Staat um Milliarden geprellt Erste Anklage wegen Cum-Cum-Aktiengeschäften zugelassen
In Wiesbaden müssen sich bald Banker wegen mutmaßlichem Steuerbetrugs mit Cum-Cum-Geschäften verantworten - zum ersten Mal in Deutschland. Dabei hatte das Gericht die Anklage zunächst abgewiesen.
Zum ersten Mal in der deutschen Justizgeschichte müssen Banker vor Gericht, die mit Cum-Cum-Aktiengeschäften Geld verdient haben sollen. Wie eine Gerichtssprecherin dem hr bestätigte, hat das Oberlandesgericht Frankfurt eine entsprechende Anklage zugelassen. Zuerst hatte das Handelsblatt darüber berichtet.
Demnach handle es sich bei den Angeklagten um fünf ehemalige Top-Manager der Deutschen Pfandbriefbank. Im Februar 2024 war ein erster Versuch der Staatsanwaltschaft Wiesbaden gescheitert, die Beschuldigten auf die Anklagebank zu bringen: Das Landgericht Wiesbaden hatte keinen hinreichenden Tatverdacht gegen die fünf Banker gesehen.
Die Staatsanwaltschaft hatte daraufhin Beschwerde beim OLG Frankfurt eingelegt - mit Erfolg: Nun muss das Gericht in Wiesbaden den Fall doch verhandeln. Wann der Prozess an der dritten Strafkammer beginnt, steht laut der Gerichtssprecherin noch nicht fest. Juristen gehen schon jetzt davon aus, dass die Anklage eine Signalwirkung haben dürfte und weitere Anklagen um Cum-Cum-Geschäfte nach sich ziehen wird.
Cum-Cum: "Großer Bruder" von Cum-Ex
Cum-Cum-Geschäfte gelten als "großer Bruder" der bekannteren Cum-Ex-Aktiengeschäfte, mit denen Banken und andere Investoren den deutschen Staat geschätzt um einen zweistelligen Milliardenbetrag prellten.

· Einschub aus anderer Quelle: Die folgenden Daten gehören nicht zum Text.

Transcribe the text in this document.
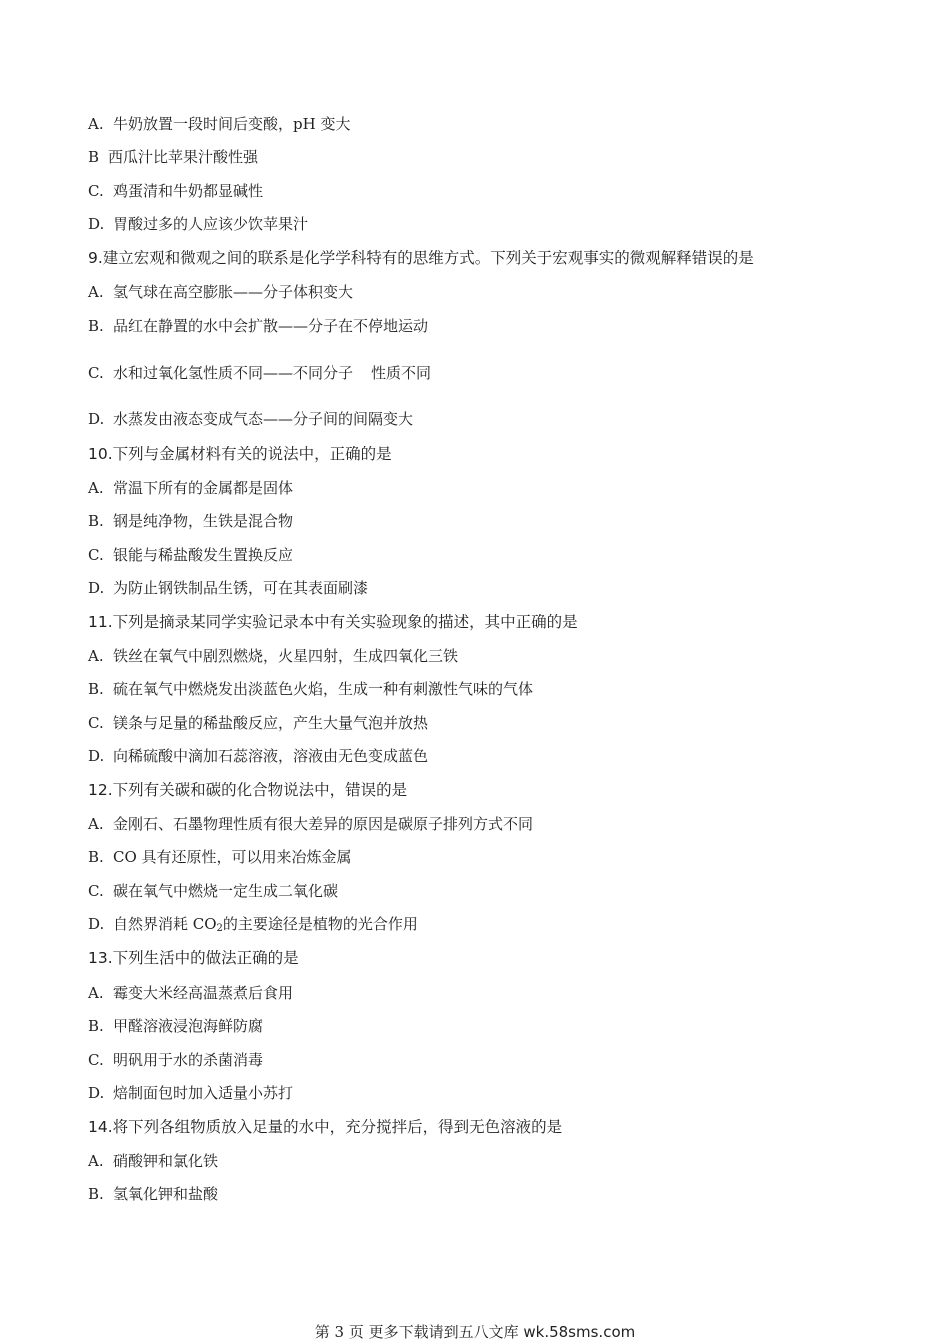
A. 牛奶放置一段时间后变酸，pH 变大
B 西瓜汁比苹果汁酸性强
C. 鸡蛋清和牛奶都显碱性
D. 胃酸过多的人应该少饮苹果汁
9.建立宏观和微观之间的联系是化学学科特有的思维方式。下列关于宏观事实的微观解释错误的是
A. 氢气球在高空膨胀——分子体积变大
B. 品红在静置的水中会扩散——分子在不停地运动
C. 水和过氧化氢性质不同——不同分子 性质不同
D. 水蒸发由液态变成气态——分子间的间隔变大
10.下列与金属材料有关的说法中，正确的是
A. 常温下所有的金属都是固体
B. 钢是纯净物，生铁是混合物
C. 银能与稀盐酸发生置换反应
D. 为防止钢铁制品生锈，可在其表面刷漆
11.下列是摘录某同学实验记录本中有关实验现象的描述，其中正确的是
A. 铁丝在氧气中剧烈燃烧，火星四射，生成四氧化三铁
B. 硫在氧气中燃烧发出淡蓝色火焰，生成一种有刺激性气味的气体
C. 镁条与足量的稀盐酸反应，产生大量气泡并放热
D. 向稀硫酸中滴加石蕊溶液，溶液由无色变成蓝色
12.下列有关碳和碳的化合物说法中，错误的是
A. 金刚石、石墨物理性质有很大差异的原因是碳原子排列方式不同
B. CO 具有还原性，可以用来冶炼金属
C. 碳在氧气中燃烧一定生成二氧化碳
D. 自然界消耗 $CO_2$的主要途径是植物的光合作用
13.下列生活中的做法正确的是
A. 霉变大米经高温蒸煮后食用
B. 甲醛溶液浸泡海鲜防腐
C. 明矾用于水的杀菌消毒
D. 焙制面包时加入适量小苏打
14.将下列各组物质放入足量的水中，充分搅拌后，得到无色溶液的是
A. 硝酸钾和氯化铁
B. 氢氧化钾和盐酸
第 3 页 更多下载请到五八文库 wk.58sms.com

Cum-Cum-Geschäfte waren bei Banken und Sparkassen noch weiter als Cum-Ex verbreitet, sind aber juristisch kaum aufgearbeitet. Während einige Täter wie Hanno Berger wegen Cum-Ex-Deals zu teils hohen Haftstrafen verurteilt wurden, steht bei Cum-Cum der erste Strafprozess noch aus.
Der Mannheimer Finanzwissenschaftler Christoph Spengel schätzt den Steuerschaden aus Cum-Cum-Deals auf rund 28,5 Milliarden Euro. Nur einen Bruchteil davon habe sich der deutsche Staat zurückgeholt, kritisiert der Verein Bürgerbewegung Finanzwende. Der Verein fordert schon lange eine schnellere Aufarbeitung von Cum-Cum.
Regel im deutschen Steuerrecht umgangen
Bei Cum-Cum-Geschäften generierten Banken Steuervorteile für ausländische Inhaber deutscher Aktien. Eine Regel im deutschen Steuerrecht sieht vor, dass sich deutsche Anleger Steuern auf Dividenden von deutschen Aktien erstatten lassen können - ausländische Anleger aber nicht.
Mit Cum-Cum-Deals versuchten ausländische Aktionäre diese Regel zu umgehen: Sie verliehen ihre Wertpapiere kurzzeitig an Geschäftspartner in Deutschland, die sich dann die Steuer erstatten ließen. Den Erlös teilten sich die deutschen Partner dann mit den ausländischen Aktionären, während der Staat leer ausging.
Hessen schätzt Schaden auf zwei Milliarden Euro
Nach einer früheren Umfrage der Finanzaufsicht Bafin haben 54 Banken eingeräumt, an Cum-Cum-Geschäften beteiligt gewesen zu sein. Die Bafin schätzt die finanziellen Belastungen durch Rückforderungen aus diesen Geschäften auf gut 4,6 Milliarden Euro.
Laut Recherchen des Bayerischen Rundfunks hat sich das Land Hessen aus Cum-Cum-Geschäften bislang rund eine Milliarde Euro zurückgeholt, geht aber von zwei Milliarden Euro aus, die in den missbräuchlichen Aktiengeschäften verloren gegangen sind.
Die Deutsche Pfandbriefbank, bei der die nun Angeklagten laut Handelsblatt gearbeitet haben sollen, existiert in der damaligen Form nicht mehr. Ein Sprecher der heutigen pbb Deutsche Pfandbriefbank sagte dem Handelsblatt demnach, dass die heutige Bank nichts mit den Geschäften von damals zu tun habe.